Hi muddauber, welcome to the forums. During the installation process there is an option to dual boot with your current OS. As long as you have enough space you can dual boot usually without any problems. If you do run across any issues, please let us know and we can try to help. You may also find the bodhi Linux ebook useful for reference. Most stuff you’d ever need to know should be there.
since it sounds like you already have two operating systems (windows and some other linux distribution), it would probably be a good idea to use the "something else" option in the installer to make sure you explicitly choose where you want bodhi to be installed.
if your windows takes up two partitions (like my windows 10 does), then the number of partitions may become an issue if you also have a swap partition (instead of a swapfile). the older mbr (legacy) boot system only allows for 4 primary partitions. when i added a second distro to mine with win10 and bodhi, i needed to create an extended partition. after that i was able to create separate partitions for the new distro and swap as logical partitions. a newer disk with a gpt/uefi doesn't have that same 4 partition limitation.

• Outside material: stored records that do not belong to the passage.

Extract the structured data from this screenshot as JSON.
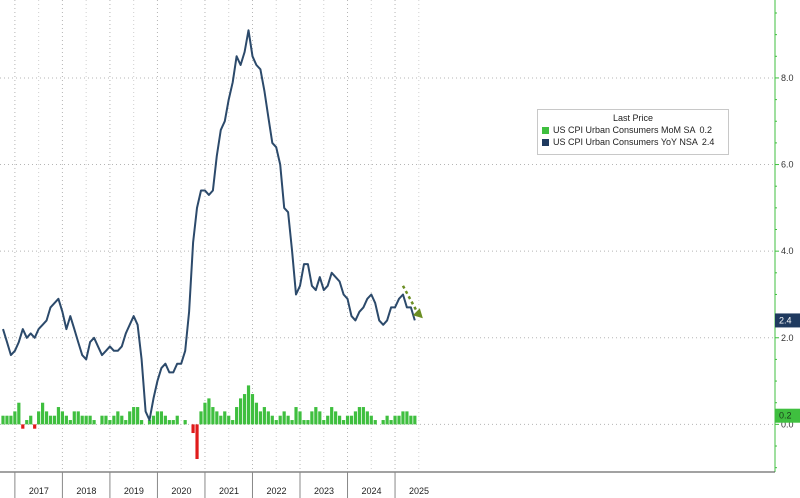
{
  "chart_data": {
    "type": "bar+line",
    "title": "",
    "xlabel": "",
    "ylabel": "",
    "ylim": [
      -1.1,
      9.8
    ],
    "yticks": [
      0.0,
      2.0,
      4.0,
      6.0,
      8.0
    ],
    "ytick_labels": [
      "0.0",
      "2.0",
      "4.0",
      "6.0",
      "8.0"
    ],
    "years": [
      "2017",
      "2018",
      "2019",
      "2020",
      "2021",
      "2022",
      "2023",
      "2024",
      "2025"
    ],
    "grid": true,
    "legend": {
      "title": "Last Price",
      "placement": "top-right",
      "entries": [
        {
          "label": "US CPI Urban Consumers MoM SA",
          "value": "0.2",
          "color": "#3fbf3f"
        },
        {
          "label": "US CPI Urban Consumers YoY NSA",
          "value": "2.4",
          "color": "#1f3a5f"
        }
      ]
    },
    "last_labels": {
      "yoy": "2.4",
      "mom": "0.2"
    },
    "colors": {
      "positive_bar": "#3fbf3f",
      "negative_bar": "#e01b1b",
      "line": "#2c4a6b",
      "axis": "#3fbf3f",
      "arrow": "#6b8e23"
    },
    "series": [
      {
        "name": "US CPI Urban Consumers YoY NSA",
        "kind": "line",
        "start": "2016-10",
        "values": [
          2.2,
          1.9,
          1.6,
          1.7,
          1.9,
          2.2,
          2.0,
          2.1,
          2.0,
          2.2,
          2.3,
          2.4,
          2.7,
          2.8,
          2.9,
          2.6,
          2.2,
          2.5,
          2.2,
          1.9,
          1.6,
          1.5,
          1.9,
          2.0,
          1.8,
          1.6,
          1.7,
          1.8,
          1.7,
          1.7,
          1.8,
          2.1,
          2.3,
          2.5,
          2.3,
          1.5,
          0.3,
          0.1,
          0.6,
          1.0,
          1.3,
          1.4,
          1.2,
          1.2,
          1.4,
          1.4,
          1.7,
          2.6,
          4.2,
          5.0,
          5.4,
          5.4,
          5.3,
          5.4,
          6.2,
          6.8,
          7.0,
          7.5,
          7.9,
          8.5,
          8.3,
          8.6,
          9.1,
          8.5,
          8.3,
          8.2,
          7.7,
          7.1,
          6.5,
          6.4,
          6.0,
          5.0,
          4.9,
          4.0,
          3.0,
          3.2,
          3.7,
          3.7,
          3.2,
          3.1,
          3.4,
          3.1,
          3.2,
          3.5,
          3.4,
          3.3,
          3.0,
          2.9,
          2.5,
          2.4,
          2.6,
          2.7,
          2.9,
          3.0,
          2.8,
          2.4,
          2.3,
          2.4,
          2.7,
          2.7,
          2.9,
          3.0,
          2.7,
          2.7,
          2.4
        ]
      },
      {
        "name": "US CPI Urban Consumers MoM SA",
        "kind": "bar",
        "start": "2016-10",
        "values": [
          0.2,
          0.2,
          0.2,
          0.3,
          0.5,
          -0.1,
          0.1,
          0.2,
          -0.1,
          0.3,
          0.5,
          0.3,
          0.2,
          0.2,
          0.4,
          0.3,
          0.2,
          0.1,
          0.3,
          0.3,
          0.2,
          0.2,
          0.2,
          0.1,
          0.0,
          0.2,
          0.2,
          0.1,
          0.2,
          0.3,
          0.2,
          0.1,
          0.3,
          0.4,
          0.4,
          0.1,
          0.0,
          0.1,
          0.2,
          0.3,
          0.3,
          0.2,
          0.1,
          0.1,
          0.2,
          0.0,
          0.1,
          0.0,
          -0.2,
          -0.8,
          0.3,
          0.5,
          0.6,
          0.4,
          0.3,
          0.2,
          0.3,
          0.2,
          0.1,
          0.4,
          0.6,
          0.7,
          0.9,
          0.7,
          0.5,
          0.3,
          0.4,
          0.3,
          0.2,
          0.1,
          0.2,
          0.3,
          0.2,
          0.1,
          0.4,
          0.3,
          0.1,
          0.1,
          0.3,
          0.4,
          0.3,
          0.1,
          0.2,
          0.4,
          0.3,
          0.2,
          0.1,
          0.2,
          0.2,
          0.3,
          0.4,
          0.4,
          0.3,
          0.2,
          0.1,
          0.0,
          0.1,
          0.2,
          0.1,
          0.2,
          0.2,
          0.3,
          0.3,
          0.2,
          0.2
        ]
      }
    ]
  }
}
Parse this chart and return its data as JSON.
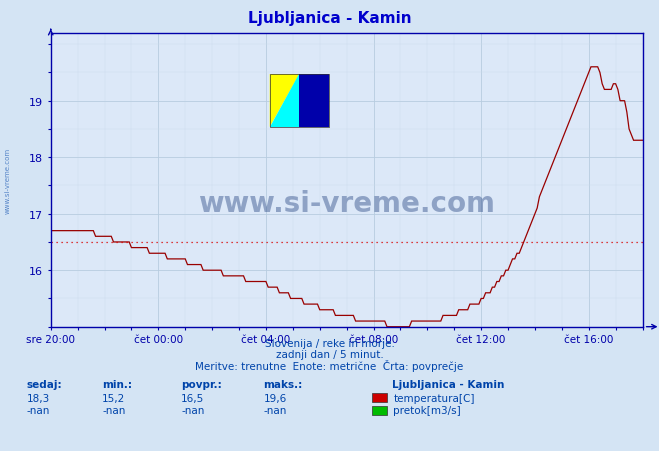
{
  "title": "Ljubljanica - Kamin",
  "bg_color": "#d4e4f4",
  "plot_bg_color": "#dce8f8",
  "grid_color_major": "#b8cce0",
  "grid_color_minor": "#ccdaec",
  "x_labels": [
    "sre 20:00",
    "čet 00:00",
    "čet 04:00",
    "čet 08:00",
    "čet 12:00",
    "čet 16:00"
  ],
  "x_ticks_pos": [
    0,
    48,
    96,
    144,
    192,
    240
  ],
  "y_min": 15.0,
  "y_max": 20.2,
  "y_ticks": [
    16,
    17,
    18,
    19
  ],
  "avg_value": 16.5,
  "line_color": "#990000",
  "avg_line_color": "#dd0000",
  "title_color": "#0000cc",
  "axis_color": "#0000aa",
  "text_color": "#0044aa",
  "subtitle_lines": [
    "Slovenija / reke in morje.",
    "zadnji dan / 5 minut.",
    "Meritve: trenutne  Enote: metrične  Črta: povprečje"
  ],
  "legend_title": "Ljubljanica - Kamin",
  "legend_items": [
    {
      "label": "temperatura[C]",
      "color": "#cc0000"
    },
    {
      "label": "pretok[m3/s]",
      "color": "#00bb00"
    }
  ],
  "stats_headers": [
    "sedaj:",
    "min.:",
    "povpr.:",
    "maks.:"
  ],
  "stats_temp": [
    "18,3",
    "15,2",
    "16,5",
    "19,6"
  ],
  "stats_flow": [
    "-nan",
    "-nan",
    "-nan",
    "-nan"
  ],
  "watermark": "www.si-vreme.com",
  "watermark_color": "#1a3a7a",
  "side_text": "www.si-vreme.com"
}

it might be a good idea to create the partitions you need beforehand instead of hoping the installer gets it right. i make a clonezilla image of my system before ever touching the partition table, but that part is definitely a matter of choice
You should be able to select the Linux partition and select "Install Alongside". But it's always more certain to select "Something Else" and work it from there. You could also use GPartEd and create the new partition, then run the installer.
Just to let you know, I'm an old hand at this. I have had as many as 8 distros on one computer, although I don't use Windows at all anymore.
Another tip: Bodhi or any distro using the Ubiquity installer, you can keep it from "stealing" boot priority by running the live disk (or stick), opening a Terminal, and typing "sudo ubiquity --no-bootloader". When your installation is done, you go back to the distro you have controlling GRUB, open a terminal, and type "sudo grub-update" (on some distros, it's "sudo grub2-update"), and it will add your new installation to GRUB.